Once in Sweden, Mona finds herself surrounded by preening jackasses of many lands. There’s the swaggering Colombian Marxist Marco; Hava, the combative Israeli feminist; the frequently naked local classicist Akto. Preceding the award ceremony is a four-day conference: punishing rounds of talks, panels, group meals, petty intellectual one-upmanship, casual misogyny and lackadaisical love affairs. To blunt the experience — as well as the repressed memory of the obscure hurt that haunts her mind and body — Mona spends most of her time on various drugs, or in a porn-glazed reverie. As for the recurring fox and the sinister phalanx of silent men who seem occasionally to trail her — are they a manifestation of inner demons, or something real and menacing?
Pola Oloixarac’s debut, “Savage Theories,” a multilayered novel spanning eras and continents, generated both adulation and obloquy. Even its harshest critics had to acknowledge its ambition; it took on Argentina’s Dirty War, gaming culture and high theory, wrangling with the problem of how to dramatize intellection and laying bare a fascinating mind.
By any measure, “Mona” is a slighter effort, though Oloixarac frequently made me laugh out loud. There are moments so casually well observed — hat-tip to her translator, Adam Morris — that you’re almost eager to prolong the conference beyond its antic and hallucinatory (in a bad way) conclusion. Clearly, this is a world the author knows all too well, whose vanities she despises. Each of the writers Mona meets is convinced of the unique importance of his work, yet even the palatable ones seem to suffer from the same underlying corruption.

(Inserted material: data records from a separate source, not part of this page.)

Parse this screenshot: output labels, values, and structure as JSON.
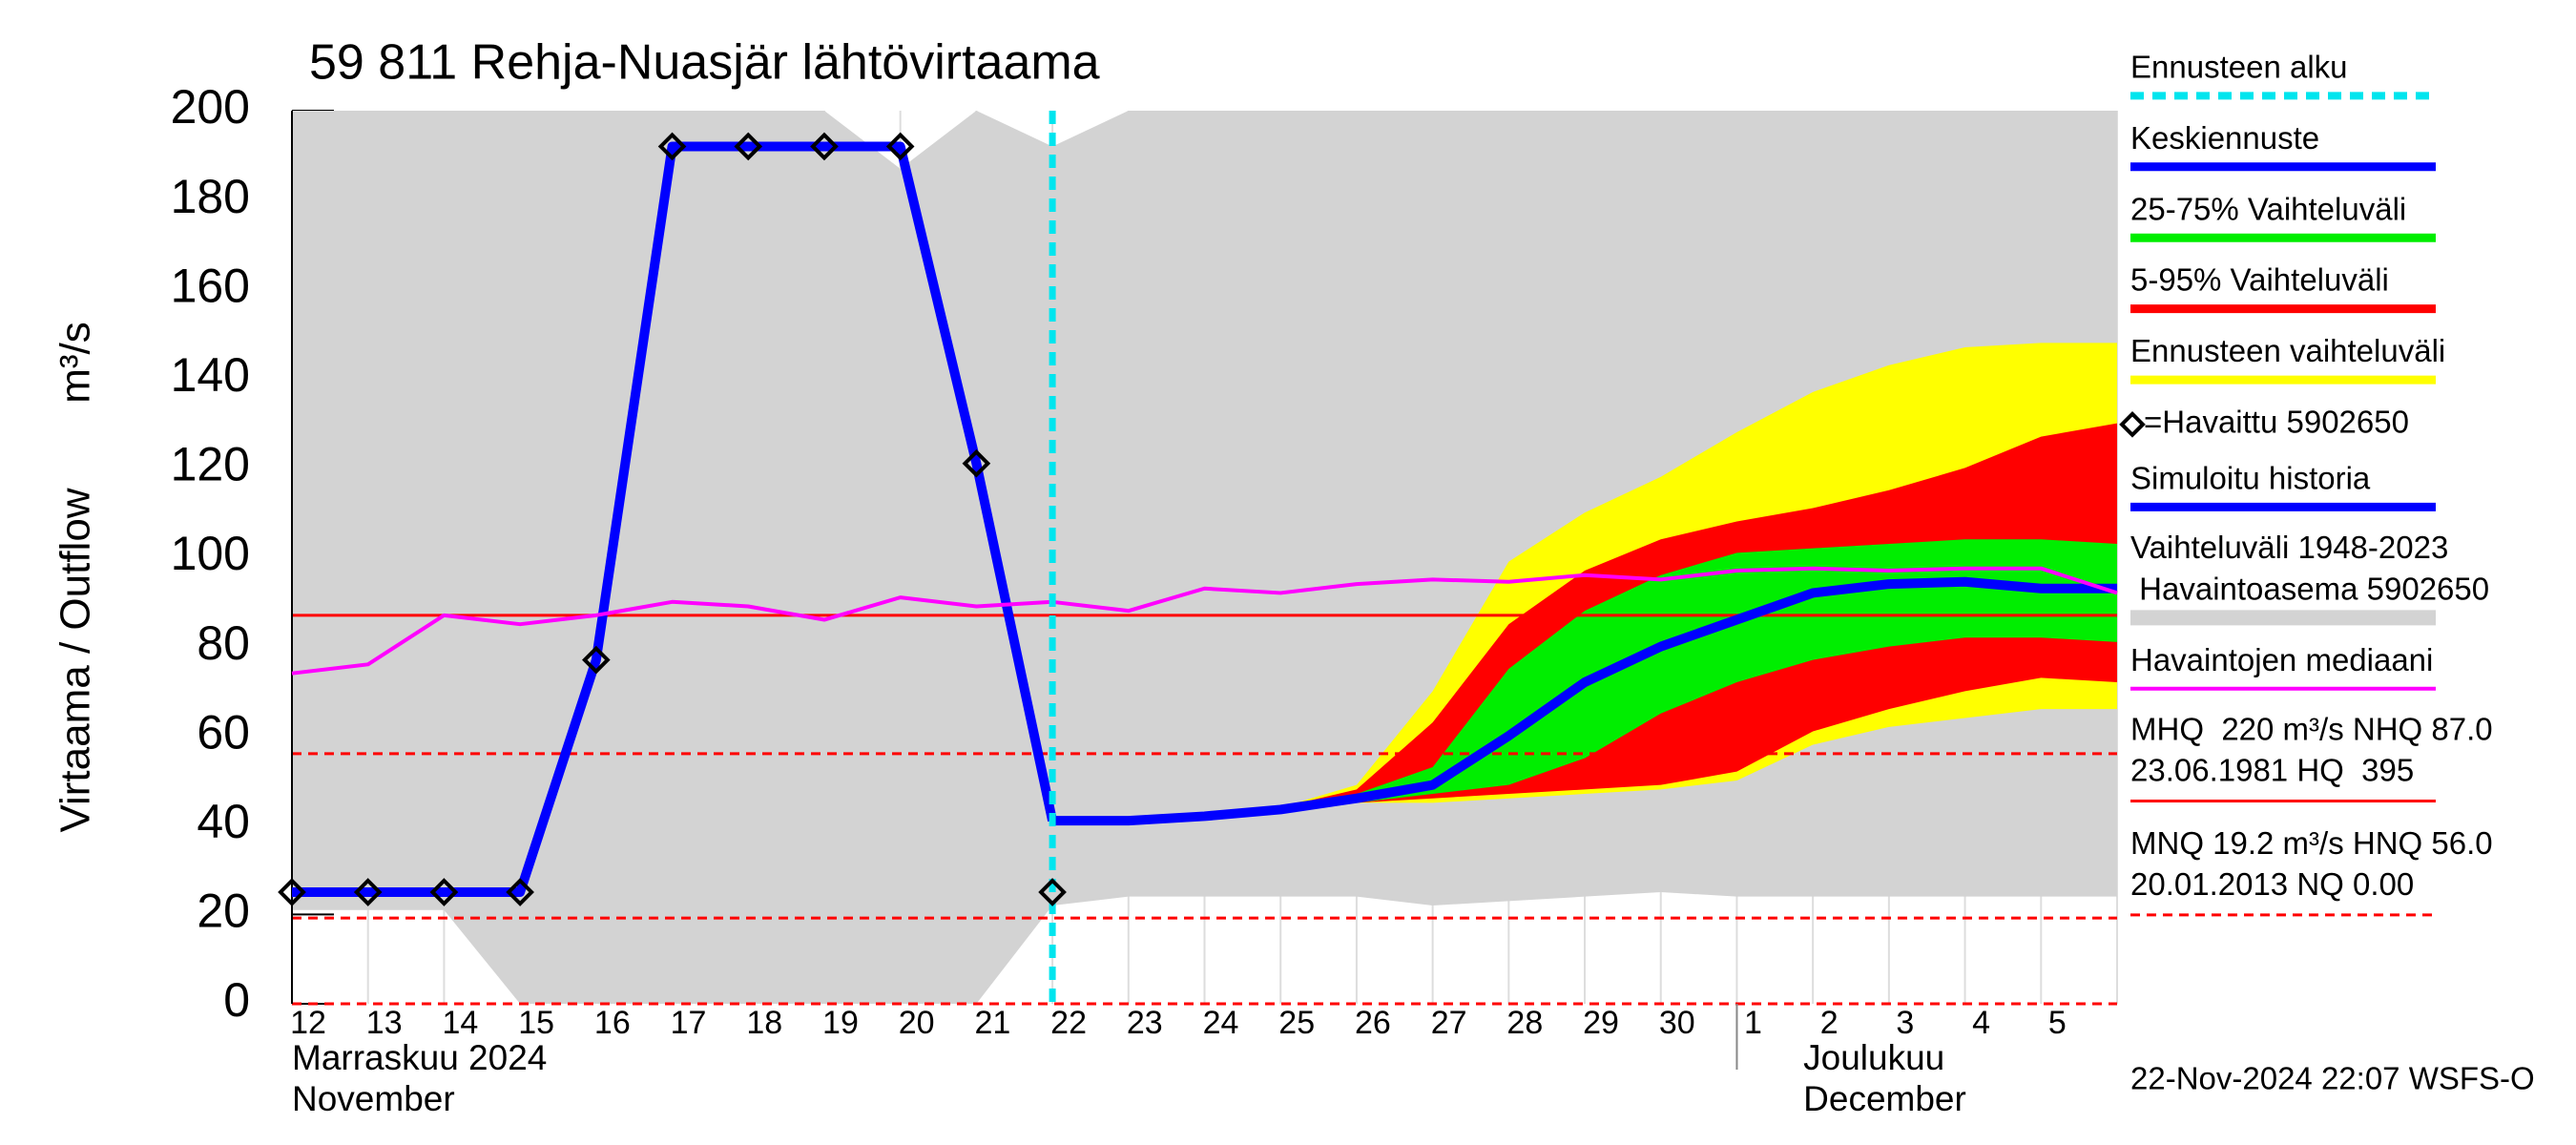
{
  "chart_data": {
    "type": "line",
    "title": "59 811 Rehja-Nuasjär lähtövirtaama",
    "ylabel": "Virtaama / Outflow",
    "yunit": "m³/s",
    "categories": [
      "12",
      "13",
      "14",
      "15",
      "16",
      "17",
      "18",
      "19",
      "20",
      "21",
      "22",
      "23",
      "24",
      "25",
      "26",
      "27",
      "28",
      "29",
      "30",
      "1",
      "2",
      "3",
      "4",
      "5",
      null
    ],
    "month_labels": [
      [
        "Marraskuu 2024",
        "November"
      ],
      [
        "Joulukuu",
        "December"
      ]
    ],
    "ylim": [
      0,
      200
    ],
    "yticks": [
      0,
      20,
      40,
      60,
      80,
      100,
      120,
      140,
      160,
      180,
      200
    ],
    "forecast_start": {
      "at": "22",
      "label": "Ennusteen alku",
      "color": "#00e5ee"
    },
    "bands": [
      {
        "name_lines": [
          "Vaihteluväli 1948-2023",
          " Havaintoasema 5902650"
        ],
        "color": "#d3d3d3",
        "lower": [
          21,
          21,
          21,
          0,
          0,
          0,
          0,
          0,
          0,
          0,
          22,
          24,
          24,
          24,
          24,
          22,
          23,
          24,
          25,
          24,
          24,
          24,
          24,
          24,
          24
        ],
        "upper": [
          200,
          200,
          200,
          200,
          200,
          200,
          200,
          200,
          187,
          200,
          192,
          200,
          200,
          200,
          200,
          200,
          200,
          200,
          200,
          200,
          200,
          200,
          200,
          200,
          200
        ]
      },
      {
        "name": "Ennusteen vaihteluväli",
        "color": "#ffff00",
        "lower": [
          null,
          null,
          null,
          null,
          null,
          null,
          null,
          null,
          null,
          null,
          41,
          41,
          42,
          43,
          45,
          45,
          46,
          47,
          48,
          50,
          58,
          62,
          64,
          66,
          66
        ],
        "upper": [
          null,
          null,
          null,
          null,
          null,
          null,
          null,
          null,
          null,
          null,
          41,
          41,
          42,
          44,
          49,
          70,
          99,
          110,
          118,
          128,
          137,
          143,
          147,
          148,
          148
        ]
      },
      {
        "name": "5-95% Vaihteluväli",
        "color": "#ff0000",
        "lower": [
          null,
          null,
          null,
          null,
          null,
          null,
          null,
          null,
          null,
          null,
          41,
          41,
          42,
          43,
          45,
          46,
          47,
          48,
          49,
          52,
          61,
          66,
          70,
          73,
          72
        ],
        "upper": [
          null,
          null,
          null,
          null,
          null,
          null,
          null,
          null,
          null,
          null,
          41,
          41,
          42,
          44,
          48,
          63,
          85,
          97,
          104,
          108,
          111,
          115,
          120,
          127,
          130
        ]
      },
      {
        "name": "25-75% Vaihteluväli",
        "color": "#00ee00",
        "lower": [
          null,
          null,
          null,
          null,
          null,
          null,
          null,
          null,
          null,
          null,
          41,
          41,
          42,
          43,
          45,
          47,
          49,
          55,
          65,
          72,
          77,
          80,
          82,
          82,
          81
        ],
        "upper": [
          null,
          null,
          null,
          null,
          null,
          null,
          null,
          null,
          null,
          null,
          41,
          41,
          42,
          44,
          47,
          53,
          75,
          88,
          96,
          101,
          102,
          103,
          104,
          104,
          103
        ]
      }
    ],
    "series": [
      {
        "name": "Simuloitu historia",
        "color": "#0000ff",
        "values": [
          25,
          25,
          25,
          25,
          77,
          192,
          192,
          192,
          192,
          121,
          41,
          null,
          null,
          null,
          null,
          null,
          null,
          null,
          null,
          null,
          null,
          null,
          null,
          null,
          null
        ]
      },
      {
        "name": "Keskiennuste",
        "color": "#0000ff",
        "values": [
          null,
          null,
          null,
          null,
          null,
          null,
          null,
          null,
          null,
          null,
          41,
          41,
          42,
          43.5,
          46,
          49,
          60,
          72,
          80,
          86,
          92,
          94,
          94.5,
          93,
          93
        ]
      },
      {
        "name": "Havaintojen mediaani",
        "color": "#ff00ff",
        "values": [
          74,
          76,
          87,
          85,
          87,
          90,
          89,
          86,
          91,
          89,
          90,
          88,
          93,
          92,
          94,
          95,
          94.5,
          96,
          95,
          97,
          97.5,
          97,
          97.5,
          97.5,
          92
        ]
      },
      {
        "name": "=Havaittu 5902650",
        "color": "#000000",
        "marker": "diamond",
        "values": [
          25,
          25,
          25,
          25,
          77,
          192,
          192,
          192,
          192,
          121,
          25,
          null,
          null,
          null,
          null,
          null,
          null,
          null,
          null,
          null,
          null,
          null,
          null,
          null,
          null
        ]
      }
    ],
    "hlines": [
      {
        "value": 87,
        "color": "#ff0000",
        "dash": false,
        "legend": [
          "MHQ  220 m³/s NHQ 87.0",
          "23.06.1981 HQ  395"
        ]
      },
      {
        "value": 19.2,
        "color": "#ff0000",
        "dash": true,
        "legend": [
          "MNQ 19.2 m³/s HNQ 56.0",
          "20.01.2013 NQ 0.00"
        ]
      },
      {
        "value": 56,
        "color": "#ff0000",
        "dash": true
      },
      {
        "value": 0,
        "color": "#ff0000",
        "dash": true
      }
    ],
    "footer": "22-Nov-2024 22:07 WSFS-O"
  }
}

The problem, of course, is that Mona buys into it too. For all of her relentless winking, she craves the reader’s admiration like the Valium she keeps in a gold pillbox. Both she and her author need us to appreciate the barrage of in-jokes and up-to-the-minute signifiers, to recognize a dizzying array of philosophical and literary references, or even better, to not recognize them. To understand, above all, that she is important. For all the pre-emptive diffidence, the self-consciousness, the self-disgust, the self-criticism, there is a pernicious thread of … self-regard. Indeed, one might call it the most genuine thing about the novel.
At the end of the book, Oloixarac tries to melt and clarify Mona’s defenses in the heat of emotional truth: Flanked by the sensitive, beautifully jacketed Sven (the “Alpine nonfictionalist”), Mona is able to face the trauma in her recent past and, in theory, casts the events of the novel into sinister high relief. But after 170 pages of relentless, knowing brittleness, this climax has the feeling of a deathbed conversion to some older model self. Mona’s defensive irreverence has cheapened what could have been real tragedy into a jarring piety.
Of course, Mona would probably tell you that was what she intended all along. As she says to Sven, “I do believe that contempt is the lingua franca of our era, and on that I’ll bet we can both agree.”